The album’s crown jewel is the monumental, 32-minute epic track, “The Creator Has a Master Plan”. Written alongside vocalist Leon Thomas and backed by a powerhouse ensemble including pianist Lonnie Liston Smith, the track is structured like a multi-dimensional spiritual journey. The piece begins with a gentle, floating, and deeply beautiful modal landscape anchored by a warm, repeating two-note bassline. Suddenly, the serene sky fractures: Sanders unleashes a volcanic, uninterrupted wave of screaming saxophone runs, pushing his horn to its absolute physical limits in a state of pure artistic ecstasy. Yet, this chaos never feels destructive; it functions as a profound sonic cleansing, resolving back into Leon Thomas’s soaring, hypnotic African-influenced yodeling. It is a style that demands absolute emotional surrender from the listener, erasing the boundary between high-art jazz and deep religious ritual.

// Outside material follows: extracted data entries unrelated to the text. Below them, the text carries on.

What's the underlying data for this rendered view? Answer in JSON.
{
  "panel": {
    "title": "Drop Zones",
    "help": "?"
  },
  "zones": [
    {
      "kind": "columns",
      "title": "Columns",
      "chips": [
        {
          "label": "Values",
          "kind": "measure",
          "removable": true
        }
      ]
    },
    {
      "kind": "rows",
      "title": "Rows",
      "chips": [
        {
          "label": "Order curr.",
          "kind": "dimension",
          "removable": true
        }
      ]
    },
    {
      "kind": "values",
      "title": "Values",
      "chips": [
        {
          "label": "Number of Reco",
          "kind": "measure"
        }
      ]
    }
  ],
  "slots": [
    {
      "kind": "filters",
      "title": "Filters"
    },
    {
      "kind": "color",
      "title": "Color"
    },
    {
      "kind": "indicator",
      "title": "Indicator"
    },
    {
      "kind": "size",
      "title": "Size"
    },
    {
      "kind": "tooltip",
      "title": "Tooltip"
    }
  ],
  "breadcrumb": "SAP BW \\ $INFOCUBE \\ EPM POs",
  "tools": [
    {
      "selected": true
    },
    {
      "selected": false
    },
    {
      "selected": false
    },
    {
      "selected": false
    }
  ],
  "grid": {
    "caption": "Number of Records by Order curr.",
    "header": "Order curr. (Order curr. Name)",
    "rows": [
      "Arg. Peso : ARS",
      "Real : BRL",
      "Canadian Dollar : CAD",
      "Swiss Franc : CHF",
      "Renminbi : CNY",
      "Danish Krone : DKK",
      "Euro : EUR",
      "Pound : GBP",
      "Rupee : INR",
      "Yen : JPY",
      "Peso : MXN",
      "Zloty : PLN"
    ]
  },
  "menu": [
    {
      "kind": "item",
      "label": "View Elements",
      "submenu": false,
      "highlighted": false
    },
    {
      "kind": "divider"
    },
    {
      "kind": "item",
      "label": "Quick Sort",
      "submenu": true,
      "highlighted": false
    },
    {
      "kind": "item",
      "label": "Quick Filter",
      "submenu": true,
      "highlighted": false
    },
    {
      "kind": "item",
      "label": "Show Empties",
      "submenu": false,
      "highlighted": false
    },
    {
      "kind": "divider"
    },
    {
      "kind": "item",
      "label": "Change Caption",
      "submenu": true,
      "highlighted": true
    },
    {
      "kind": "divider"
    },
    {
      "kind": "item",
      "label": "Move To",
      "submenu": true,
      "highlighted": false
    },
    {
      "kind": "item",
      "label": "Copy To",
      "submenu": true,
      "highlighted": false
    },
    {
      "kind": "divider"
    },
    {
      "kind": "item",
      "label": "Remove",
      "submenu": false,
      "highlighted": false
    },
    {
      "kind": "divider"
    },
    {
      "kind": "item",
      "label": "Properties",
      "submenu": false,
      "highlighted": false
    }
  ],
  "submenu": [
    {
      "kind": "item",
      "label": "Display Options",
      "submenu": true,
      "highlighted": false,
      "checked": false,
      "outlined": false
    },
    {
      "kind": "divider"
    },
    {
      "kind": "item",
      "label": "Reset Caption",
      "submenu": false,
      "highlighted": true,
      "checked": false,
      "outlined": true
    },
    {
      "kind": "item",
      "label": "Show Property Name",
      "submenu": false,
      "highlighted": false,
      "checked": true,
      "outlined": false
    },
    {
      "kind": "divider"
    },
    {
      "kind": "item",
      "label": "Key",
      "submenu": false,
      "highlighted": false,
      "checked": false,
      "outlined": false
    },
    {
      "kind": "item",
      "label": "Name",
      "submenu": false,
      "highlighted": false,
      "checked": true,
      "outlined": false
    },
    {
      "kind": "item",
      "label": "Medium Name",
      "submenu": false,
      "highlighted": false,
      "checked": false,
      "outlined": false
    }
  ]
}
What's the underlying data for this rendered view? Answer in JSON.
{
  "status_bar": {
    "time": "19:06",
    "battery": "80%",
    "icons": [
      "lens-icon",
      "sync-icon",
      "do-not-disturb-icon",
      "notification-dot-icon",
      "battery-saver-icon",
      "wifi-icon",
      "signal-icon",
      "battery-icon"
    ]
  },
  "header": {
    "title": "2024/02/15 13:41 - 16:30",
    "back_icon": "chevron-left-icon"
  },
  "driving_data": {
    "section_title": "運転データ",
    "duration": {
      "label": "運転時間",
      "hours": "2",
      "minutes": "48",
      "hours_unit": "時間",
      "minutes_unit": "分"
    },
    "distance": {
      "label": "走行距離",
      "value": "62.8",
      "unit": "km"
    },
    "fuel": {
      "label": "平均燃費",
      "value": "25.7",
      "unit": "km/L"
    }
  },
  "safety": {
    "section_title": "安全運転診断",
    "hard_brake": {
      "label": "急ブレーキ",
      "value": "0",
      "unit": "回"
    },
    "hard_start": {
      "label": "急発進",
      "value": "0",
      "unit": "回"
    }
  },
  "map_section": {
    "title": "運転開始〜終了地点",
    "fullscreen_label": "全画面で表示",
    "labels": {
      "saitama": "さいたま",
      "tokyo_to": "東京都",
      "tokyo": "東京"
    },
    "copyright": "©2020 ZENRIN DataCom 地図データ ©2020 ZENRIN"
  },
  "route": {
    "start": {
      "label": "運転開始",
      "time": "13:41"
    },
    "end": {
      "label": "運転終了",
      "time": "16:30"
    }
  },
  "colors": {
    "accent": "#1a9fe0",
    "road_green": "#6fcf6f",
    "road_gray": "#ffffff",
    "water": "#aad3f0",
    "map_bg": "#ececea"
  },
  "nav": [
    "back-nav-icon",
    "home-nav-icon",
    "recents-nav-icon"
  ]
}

The Eternal Frequency Across the Cosmic Latitude
True to the forward-thinking, borderless spirit of Jazz Latitude, Pharoah Sanders’ multi-decade trajectory stands as an immovable monument to uncompromised artistic sovereignty and cross-generational influence. His continuous search for universal frequencies led him to collaborate with Moroccan Gnawa musicians, avant-garde bassists like Bill Laswell, and, in a beautiful late-career twist, electronic producer Floating Points alongside the London Symphony Orchestra on the breathtaking 2021 album Promises.
Though he departed the earthly plane in 2022, his legacy remains a towering beacon for contemporary music, directly influencing modern titans from Kamasi Washington to underground hip-hop producers. Pharoah Sanders has etched a radiant, gold-and-indigo tinted coordinate on our map—a beautiful, swinging, and deeply healing reminder to the universe that when absolute instrumental mastery aligns itself with the raw poetry of the human soul, the music achieves a state of pure, eternal divinity.